Selection heuristic (Java port): each candidate template is applied via
#parseByTemplate(Template, com.groupdocs.parser.options.ParseByTemplateOptions).parseByTemplate(Template, com.groupdocs.parser.options.ParseByTemplateOptions), and the template that yields
the highest number of populated fields (non-null page areas with non-empty text) wins. The C# implementation uses
hidden-marker matching against an OCR pass; that path is not yet available in Java because hidden-field markers and
the OCR-driven TemplatePageOcrParser aren’t ported, so this populated-field count is used as a transparent fallback.

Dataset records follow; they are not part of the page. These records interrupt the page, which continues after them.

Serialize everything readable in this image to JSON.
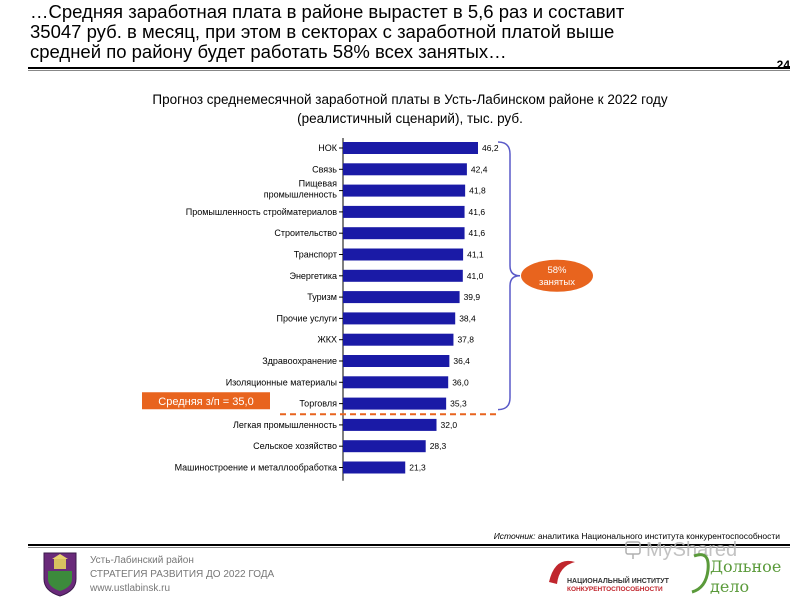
{
  "header": {
    "headline_lines": [
      "…Средняя заработная плата в районе вырастет в 5,6 раз и составит",
      "35047 руб. в месяц, при этом в секторах с заработной платой выше",
      "средней по району будет работать 58% всех занятых…"
    ],
    "page_number": "24"
  },
  "chart_data": {
    "type": "bar",
    "orientation": "horizontal",
    "title_lines": [
      "Прогноз среднемесячной заработной платы в Усть-Лабинском районе к 2022 году",
      "(реалистичный сценарий), тыс. руб."
    ],
    "categories": [
      [
        "НОК"
      ],
      [
        "Связь"
      ],
      [
        "Пищевая",
        "промышленность"
      ],
      [
        "Промышленность стройматериалов"
      ],
      [
        "Строительство"
      ],
      [
        "Транспорт"
      ],
      [
        "Энергетика"
      ],
      [
        "Туризм"
      ],
      [
        "Прочие услуги"
      ],
      [
        "ЖКХ"
      ],
      [
        "Здравоохранение"
      ],
      [
        "Изоляционные материалы"
      ],
      [
        "Торговля"
      ],
      [
        "Легкая промышленность"
      ],
      [
        "Сельское хозяйство"
      ],
      [
        "Машиностроение и металлообработка"
      ]
    ],
    "values": [
      46.2,
      42.4,
      41.8,
      41.6,
      41.6,
      41.1,
      41.0,
      39.9,
      38.4,
      37.8,
      36.4,
      36.0,
      35.3,
      32.0,
      28.3,
      21.3
    ],
    "value_labels": [
      "46,2",
      "42,4",
      "41,8",
      "41,6",
      "41,6",
      "41,1",
      "41,0",
      "39,9",
      "38,4",
      "37,8",
      "36,4",
      "36,0",
      "35,3",
      "32,0",
      "28,3",
      "21,3"
    ],
    "xlim": [
      0,
      46.2
    ],
    "bar_color": "#1a1aa6",
    "average_line": {
      "value": 35.0,
      "label": "Средняя з/п = 35,0",
      "color": "#e8641e"
    },
    "bracket": {
      "from_category_index": 0,
      "to_category_index": 12,
      "label_lines": [
        "58%",
        "занятых"
      ],
      "color": "#e8641e",
      "stroke_color": "#5a5ac8"
    }
  },
  "source": {
    "prefix": "Источник:",
    "text": " аналитика Национального института конкурентоспособности"
  },
  "footer": {
    "lines": [
      "Усть-Лабинский район",
      "СТРАТЕГИЯ РАЗВИТИЯ ДО 2022 ГОДА",
      "www.ustlabinsk.ru"
    ],
    "logo_text": [
      "НАЦИОНАЛЬНЫЙ ИНСТИТУТ",
      "КОНКУРЕНТОСПОСОБНОСТИ"
    ],
    "watermark": "MyShared",
    "dp_logo": [
      "Дольное",
      "дело"
    ],
    "logo_color": "#c0262d"
  }
}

Callers that need C#-identical behavior should plug in a custom selector once the OCR engine is wired.
Returns:DocumentData - The extracted data with DocumentData.getTemplate() set to the selected template, or null if the document does not support parsing-by-template or the collection is empty / produced no result.
The following example shows how to parse a form of the document:
// Create an instance of Parser class
try (Parser parser = new Parser(Constants.SampleFormsPdf)) {
// Extract data from PDF document
DocumentData data = parser.parseForm();
// Check if form extraction is supported
if (data == null) {
System.out.println("Form extraction isn't supported.");
return;
}
// Iterate over extracted data
for (int i = 0; i < data.getCount(); i++) {
System.out.print(data.get(i).getName() + ": ");
PageTextArea area = data.get(i).getPageArea() instanceof PageTextArea
? (PageTextArea) data.get(i).getPageArea()
: null;
System.out.println(area == null ? "Not a template field" : area.getText());
}
}
Returns:DocumentData - An instance of DocumentData class that contains the extracted data; null if parsing by template isn’t supported.